Article

PSA at middle age indicates long-term prostate cancer risk

A single PSA value measured in men between 44 and 50 years of age is highly predictive of the development of clinically diagnosed prostate cancer up to 25 years later.

Key Points

The researchers also reported that men whose total PSA (tPSA) was 1.0 ng/mL and higher were at increased risk for developing prostate cancer by age 75 compared to the median risk of the general population. However, that increased risk was harbored by less than 20% of these men.

"The greatest importance of this research relates to its value for helping us to develop a solid biological base for developing new concepts on early prostate cancer detection strategies," said lead author Hans Lilja, MD, PhD, attending research clinical chemist, Memorial Sloan-Kettering Cancer Center, New York.

The study included men who participated in the Malmö Preventive Medicine (MPM) project, a longitudinal study in Sweden designed to investigate cardiovascular disease risk. It enrolled 21,277 men ages 33 to 50 years between 1974 and 1986, 90% of whom were ages 44 to 50 years.

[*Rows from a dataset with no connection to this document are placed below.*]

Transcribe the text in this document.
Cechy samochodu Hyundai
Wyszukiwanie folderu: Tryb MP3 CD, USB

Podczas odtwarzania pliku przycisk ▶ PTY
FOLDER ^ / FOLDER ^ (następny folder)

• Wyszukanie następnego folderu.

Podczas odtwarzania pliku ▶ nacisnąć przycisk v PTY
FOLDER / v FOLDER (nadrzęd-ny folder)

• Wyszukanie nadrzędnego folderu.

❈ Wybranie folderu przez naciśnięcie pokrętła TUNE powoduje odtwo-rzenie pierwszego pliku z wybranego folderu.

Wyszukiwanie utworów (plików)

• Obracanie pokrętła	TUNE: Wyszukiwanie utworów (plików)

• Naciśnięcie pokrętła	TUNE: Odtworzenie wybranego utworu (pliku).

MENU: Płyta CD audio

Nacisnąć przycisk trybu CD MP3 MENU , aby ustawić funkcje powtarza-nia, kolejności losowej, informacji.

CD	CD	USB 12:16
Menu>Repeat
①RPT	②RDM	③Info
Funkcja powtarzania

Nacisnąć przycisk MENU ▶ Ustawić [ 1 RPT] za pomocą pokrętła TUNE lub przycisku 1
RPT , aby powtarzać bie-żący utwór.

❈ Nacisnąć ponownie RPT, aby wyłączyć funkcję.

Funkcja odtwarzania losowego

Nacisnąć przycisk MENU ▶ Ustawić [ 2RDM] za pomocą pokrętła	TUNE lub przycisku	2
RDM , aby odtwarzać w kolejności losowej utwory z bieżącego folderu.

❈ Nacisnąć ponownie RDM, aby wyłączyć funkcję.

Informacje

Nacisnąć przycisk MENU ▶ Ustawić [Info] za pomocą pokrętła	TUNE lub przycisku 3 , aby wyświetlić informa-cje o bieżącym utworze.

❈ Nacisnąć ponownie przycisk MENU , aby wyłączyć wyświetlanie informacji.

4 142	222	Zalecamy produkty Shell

Archived baseline anticoagulated plasma specimens were analyzed for four forms of PSA (total, free, complex, and percent free to total) and human kallikrein 2 (hK2) from 462 men who were subsequently diagnosed with prostate cancer (median delay, 18 years) and 1,222 matched controls. The prostate cancer cases were identified through the Swedish Cancer Registry database, and each was matched with three MPM participants on the basis of age and date of MPM baseline blood collection.

hK2 and all forms of PSA were found to be highly associated with prostate cancer risk. Analyses determining area under the curve (AUC) for discriminating between cancer and non-cancer showed that tPSA and complex PSA (cPSA) were equally informative (AUC ~0.76 for both) and that adding free PSA, percentage free PSA, and hK2 to tPSA did not improve discriminative accuracy in this setting.

Further analyses focused on tPSA and included calculation of cumulative risk of prostate cancer by age 75 with men stratified by tPSA level. Relative to the reference group of men whose PSA level was 0.00 to 0.50 ng/mL, the probability of later development of prostate cancer was found to increase sharply across the subgroups of increasingly elevated tPSA levels. Men with a tPSA >1.00 to 2.00 ng/mL had a seven-fold increased risk; the risk was approximately 20-fold higher in men with a PSA >2.00 to 3.00 ng/mL; and it was almost 40-fold higher in those with a PSA >3.00 ng/mL.

In those latter three tPSA subgroups, the cumulative risks of prostate cancer diagnosis by age 75 were 20%, 41%, and 60%, respectively, compared with only 4% in men with a tPSA value of 0.00 to 0.50 ng/mL.

"According to data from the Swedish Cancer Registry, the median cumulative risk for the general population in the year 2000 was 10.5% at age 75," Dr. Lilja said.

The relationships between tPSA and prostate cancer risk were maintained when the analysis was restricted to men with clinically palpable prostate cancer at diagnosis. Each 1.0-ng/mL increase in total PSA was associated with an approximate 3.7-fold increased risk of prostate cancer diagnosis in the overall population and in all subgroups when men were subdivided by years elapsed between blood collection and date of prostate cancer diagnosis.